Quand un individu prend d’assaut un rassemblement de 200 personnes ou une école et tue plusieurs dizaines ou centaines de personnes, quelle serait la sanction qu’il mériterait après un procès équitable à votre avis? La peine capitale, tout simplement.

Vous êtes donc favorables au maintien de la peine de mort?

Ma position est connue et je l’ai toujours défendue: limiter le nombre des crimes passibles de la peine capitale. Dans le Code de la justice militaire, le nombre de ces crimes a été ramené de 16 à 6 et dans le Code pénal, dont j’avais supervisé l’élaboration, ce nombre est passé de 36 à 12.

La torture suscite toujours des polémiques au Maroc. Pouvez-vous assurer de mettre un terme à cette pratique?

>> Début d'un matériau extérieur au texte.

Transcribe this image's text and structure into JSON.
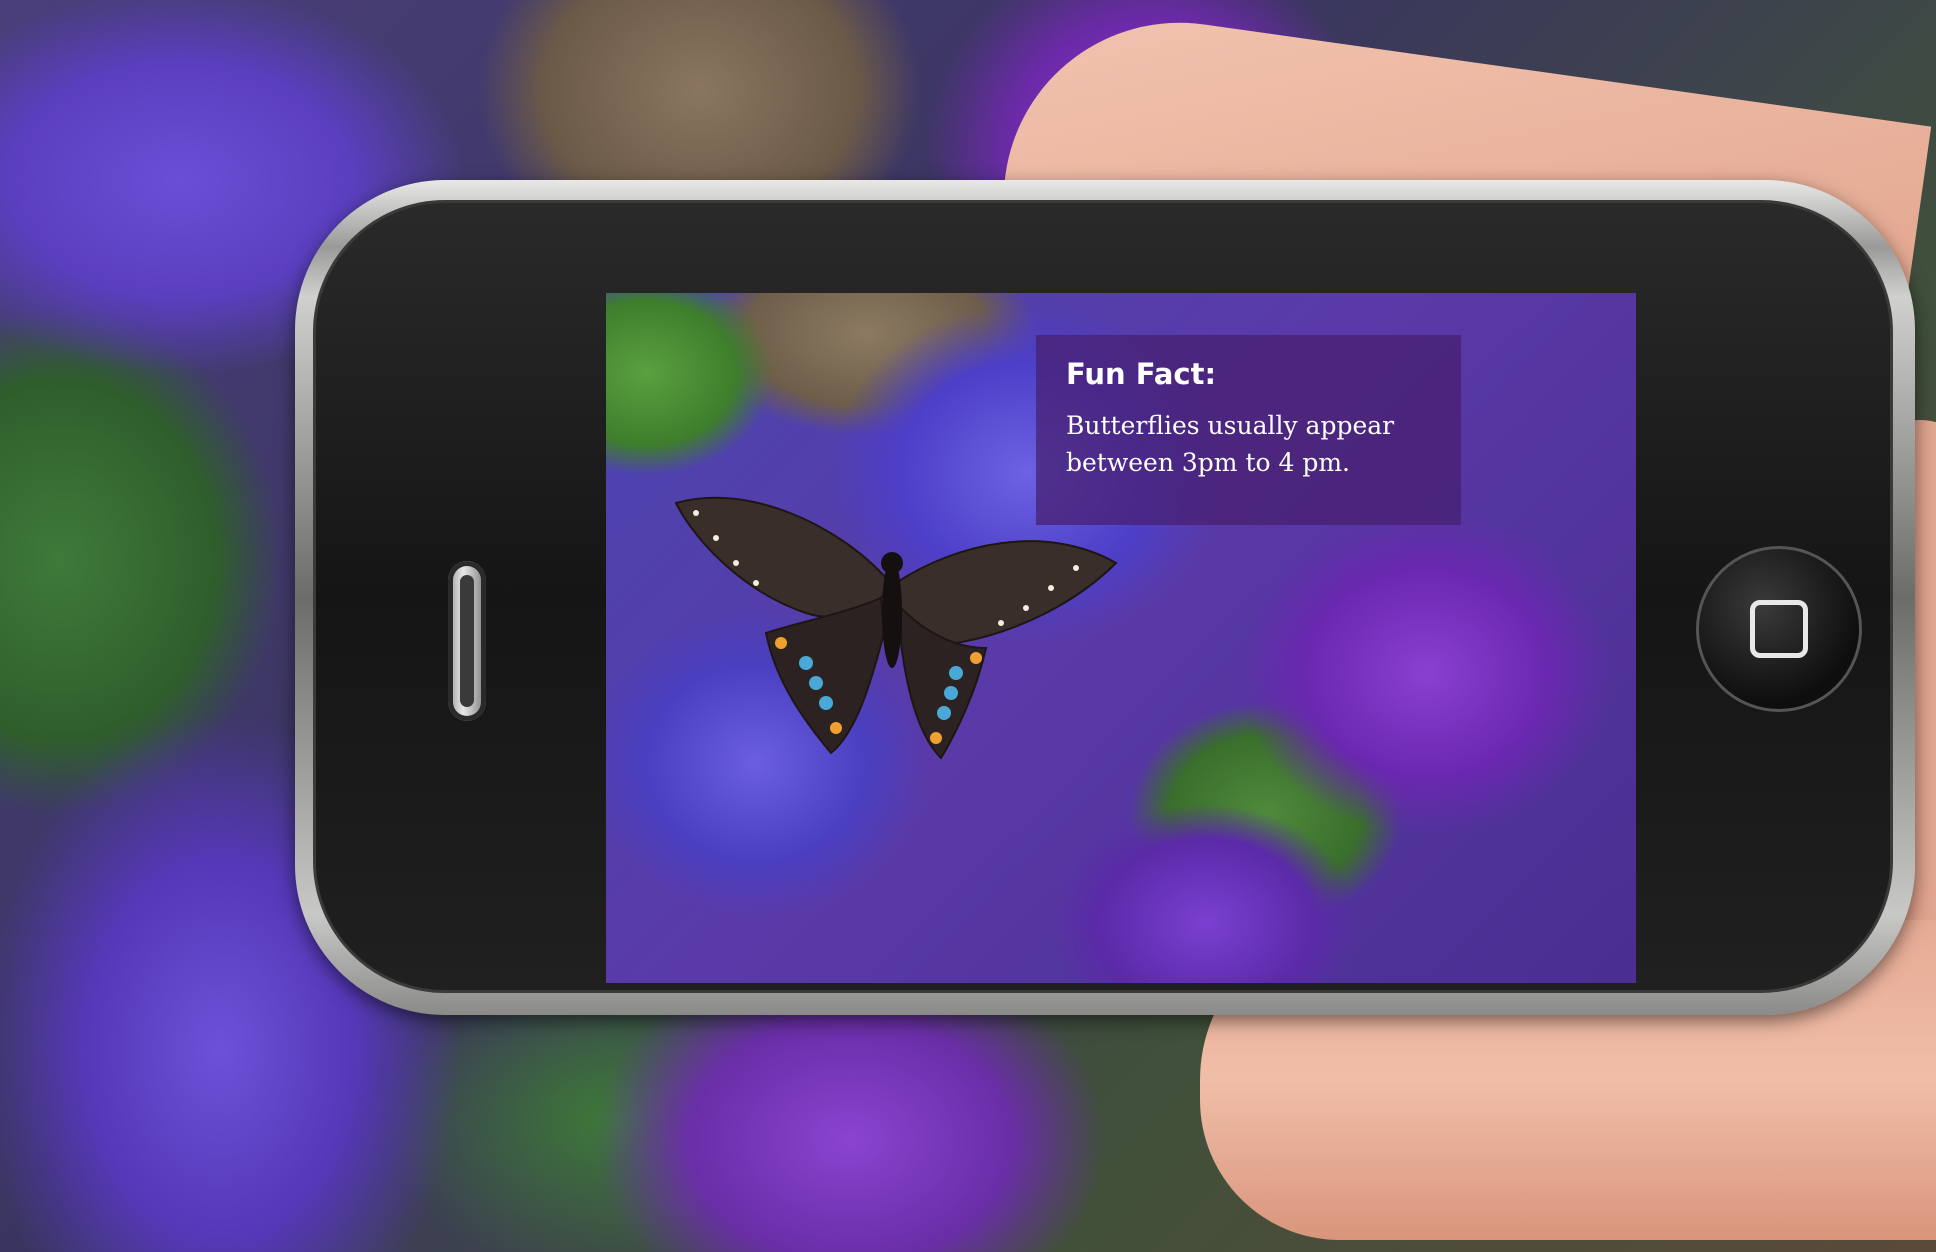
{
  "overlay": {
    "title": "Fun Fact:",
    "body_line_1": "Butterflies usually appear",
    "body_line_2": "between 3pm to 4 pm."
  },
  "colors": {
    "overlay_background": "#46206e",
    "overlay_text": "#ffffff",
    "flowers": "#5a3fbf",
    "leaves": "#3d7a38"
  },
  "icons": {
    "home_button": "home-square-icon",
    "speaker": "earpiece-speaker-icon",
    "butterfly": "butterfly-icon"
  }
}
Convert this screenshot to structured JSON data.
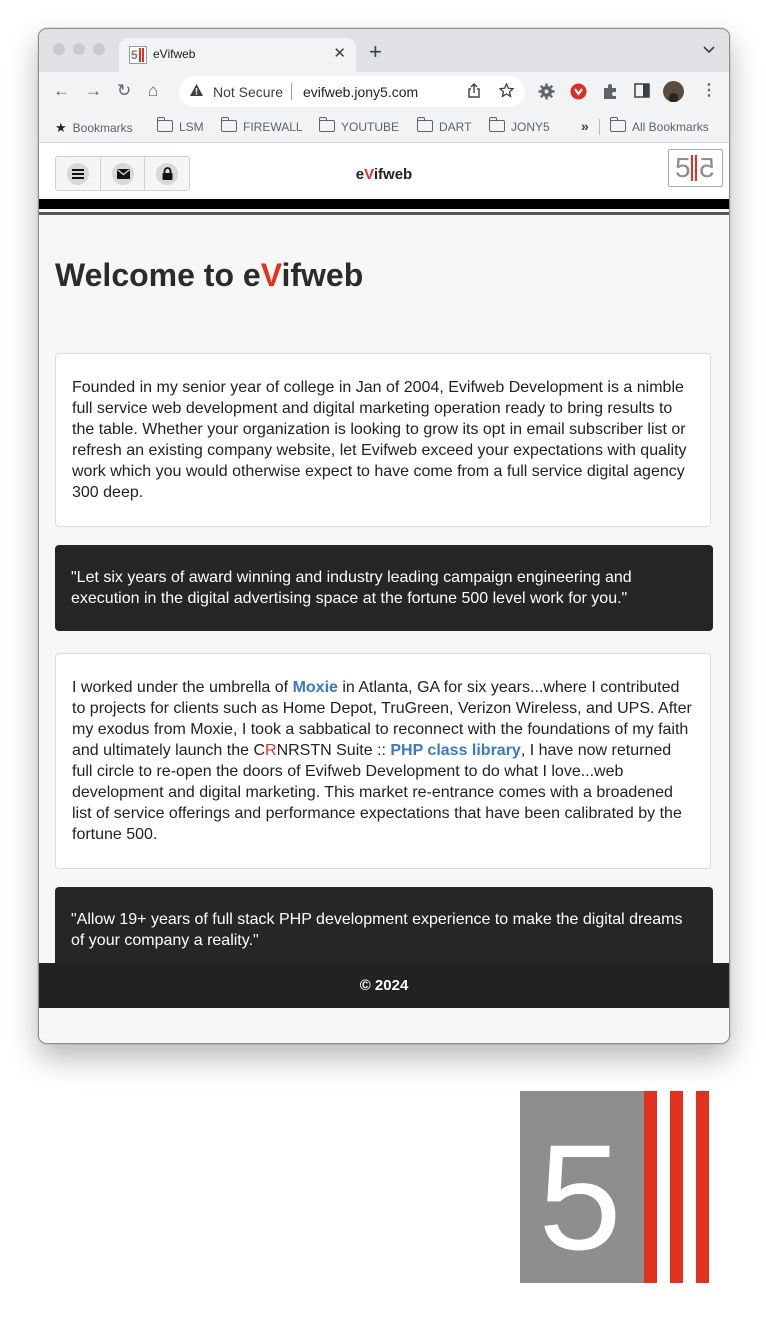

Cette question a suscité et suscitera encore des polémiques, puisque la mentalité des responsables de l’application de la loi n’a pas évolué. Ce qui est certain, c’est que la torture n’est pas systématique au Maroc, mais il faut faire barrage à certains cas qui subsistent. Parmi les garanties prévues dans ce sens nous avons l’examen médical automatique de chaque personne qui affirme avoir été torturée. C’est écrit noir sur blanc et le juge d’instruction ou le représentant du parquet sont obligés de demander cette expertise médicale, sinon les procès-verbaux de la police judiciaire sont rejetés. La même chose est valable pour les mauvais traitements.